Si algo ha caracterizado a la política mexicana durante las últimas décadas ha sido la cultura de la simulación política, siendo el PRI su más fiel representante —aunque ningún partido político se salve —. Con el paso de los años convirtieron el arte de servir en el arte de lo grotesco. La mayoría de los políticos brillan por su ineptitud, por su negligencia, otros tantos por su evidente corrupción, su cinismo cubierto con el manto de la impunidad y hasta por sus abiertas relaciones con el narco y el crimen organizado, y los pocos que intentan hacer política limpiamente van muy solos en su lucha.

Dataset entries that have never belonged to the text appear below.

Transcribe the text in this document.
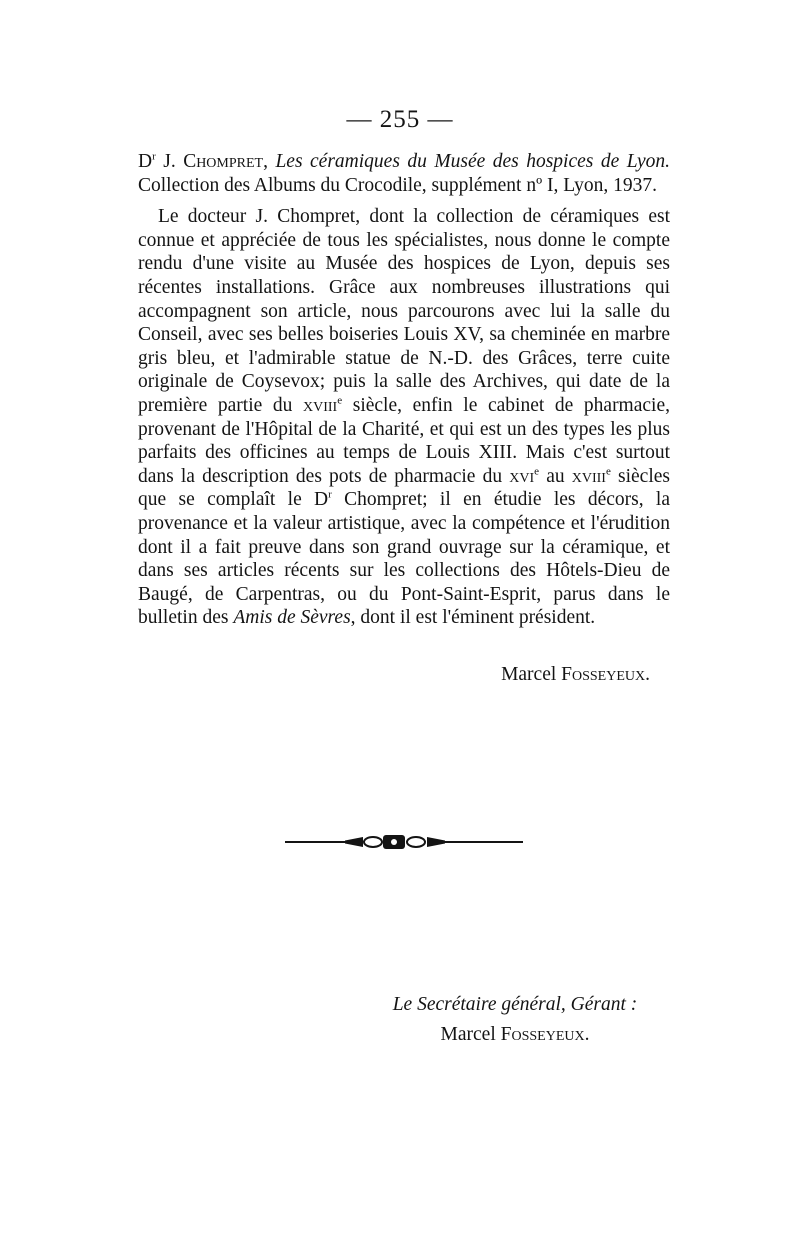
— 255 —

$D^r$ J. Chompret, Les céramiques du Musée des hospices de Lyon. Collection des Albums du Crocodile, supplément nº I, Lyon, 1937.

Le docteur J. Chompret, dont la collection de céramiques est connue et appréciée de tous les spécialistes, nous donne le compte rendu d'une visite au Musée des hospices de Lyon, depuis ses récentes installations. Grâce aux nombreuses illustrations qui accompagnent son article, nous parcourons avec lui la salle du Conseil, avec ses belles boiseries Louis XV, sa cheminée en marbre gris bleu, et l'admirable statue de N.-D. des Grâces, terre cuite originale de Coysevox; puis la salle des Archives, qui date de la première partie du xviii$^e$ siècle, enfin le cabinet de pharmacie, provenant de l'Hôpital de la Charité, et qui est un des types les plus parfaits des officines au temps de Louis XIII. Mais c'est surtout dans la description des pots de pharmacie du xvi$^e$ au xviii$^e$ siècles que se complaît le $D^r$ Chompret; il en étudie les décors, la provenance et la valeur artistique, avec la compétence et l'érudition dont il a fait preuve dans son grand ouvrage sur la céramique, et dans ses articles récents sur les collections des Hôtels-Dieu de Baugé, de Carpentras, ou du Pont-Saint-Esprit, parus dans le bulletin des Amis de Sèvres, dont il est l'éminent président.

Marcel Fosseyeux.
Le Secrétaire général, Gérant :
Marcel Fosseyeux.
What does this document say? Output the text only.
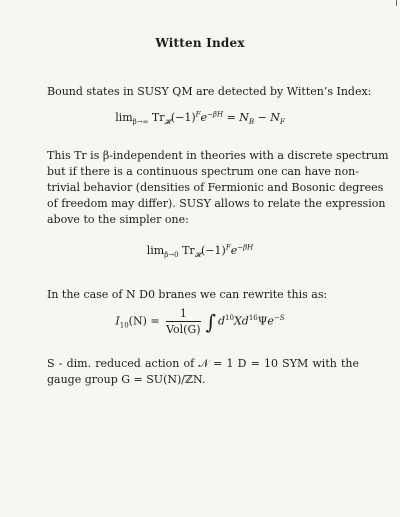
Witten Index
Bound states in SUSY QM are detected by Witten’s Index:
$\lim_{\beta\to\infty} Tr_𝓗(-1)^Fe^{-\beta H} = N_B - N_F$
This Tr is β-independent in theories with a discrete spectrum
but if there is a continuous spectrum one can have non-
trivial behavior (densities of Fermionic and Bosonic degrees
of freedom may differ). SUSY allows to relate the expression
above to the simpler one:
$\lim_{\beta\to 0} Tr_𝓗(-1)^Fe^{-\beta H}$
In the case of N D0 branes we can rewrite this as:
$I_{10}(N) = \frac{1}{\text{Vol(G)}}$ ∫ $d^{10}Xd^{16}\Psi e^{-S}$
S - dim. reduced action of 𝒩 = 1 D = 10 SYM with the
gauge group G = SU(N)/ℤN.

Decía Carlos Hank González, digna figura de la estirpe de la corrupción y por supuesto del PRI, que un “político pobre es un pobre político”; un político pobre no es más que un político fracasado que con todo el sistema a su favor, no fue lo suficientemente avivado para que él y sus tres o cuatro generaciones subsecuentes vivieran a sus anchas de las arcas públicas, burlando siempre a la torpe y también corrupta justicia. Así, los escasos casos de condenas o de juicios por corrupción siempre se traducen en persecución política, y la gran mayoría andan impunes: Ricardo Anaya, Luis Videgaray, Felipe Calderón, Enrique Peña Nieto, por mencionar solamente algunos.
La falta de rendición de cuentas y la opacidad son condiciones indispensables para la corrupción, pero también lo es la falta de condenas judiciales y de sanción moral de los medios de comunicación, de la opinión pública y, especialmente, de los partidos políticos que, por el contrario, niegan y desvían la atención de los delitos de sus afiliados.
Parecería que la corrupción está enquistada, pero está afirmación nos libraría de toda responsabilidad como sociedad. La corrupción se ha vuelto norma, pero no es parte de nuestro ser, y como cualquier norma puede ser modificada. Cierto es que heredamos ese comportamiento desde la Colonia y recibimos clases magistrales en los sexenios pasados, pero fuimos nosotros quienes caímos en su normalización.
Una alcaldesa de una colonia en la Ciudad de México acusada por abuso de autoridad, robo y agresiones; que lanza pelotas con dinero a la gente; que se burla de la prensa en su cara cuando es cuestionada por el hecho; que anda en vehículos con placas falsas, y que además dice luchar contra la politiquería y el autoritarismo, parecería inofensiva en este mar ridículo de corrupción. Claro, entre condenar a peces realmente gordos y señalar cacicazgos locales fuera de control, parecería que estamos perdiendo el tiempo.
Sin embargo, aunque el presidente López Obrador tenga razón y sea más efectivo limpiar la corrupción de arriba hacia abajo, no podemos dejar de señalar lo que pasa en el medio y en la base de la pirámide. Sandra Cuevas es el claro ejemplo de la normalización de la política de lo grotesco y la impunidad a menor escala, que contrario a lo que decidimos ignorar, no es menos grave en tanto también es sistemática e impune.
No nos olvidemos que los liderazgos locales son el primer contacto de las comunidades con el gobierno. Hemos tocado fondo también en las medianas y pequeñas esferas. El ejercicio despótico y corrupto del poder es condenable a cualquier escala. No le dejemos a la jocosidad y a la simple polémica lo que debería ser atendido por la justicia.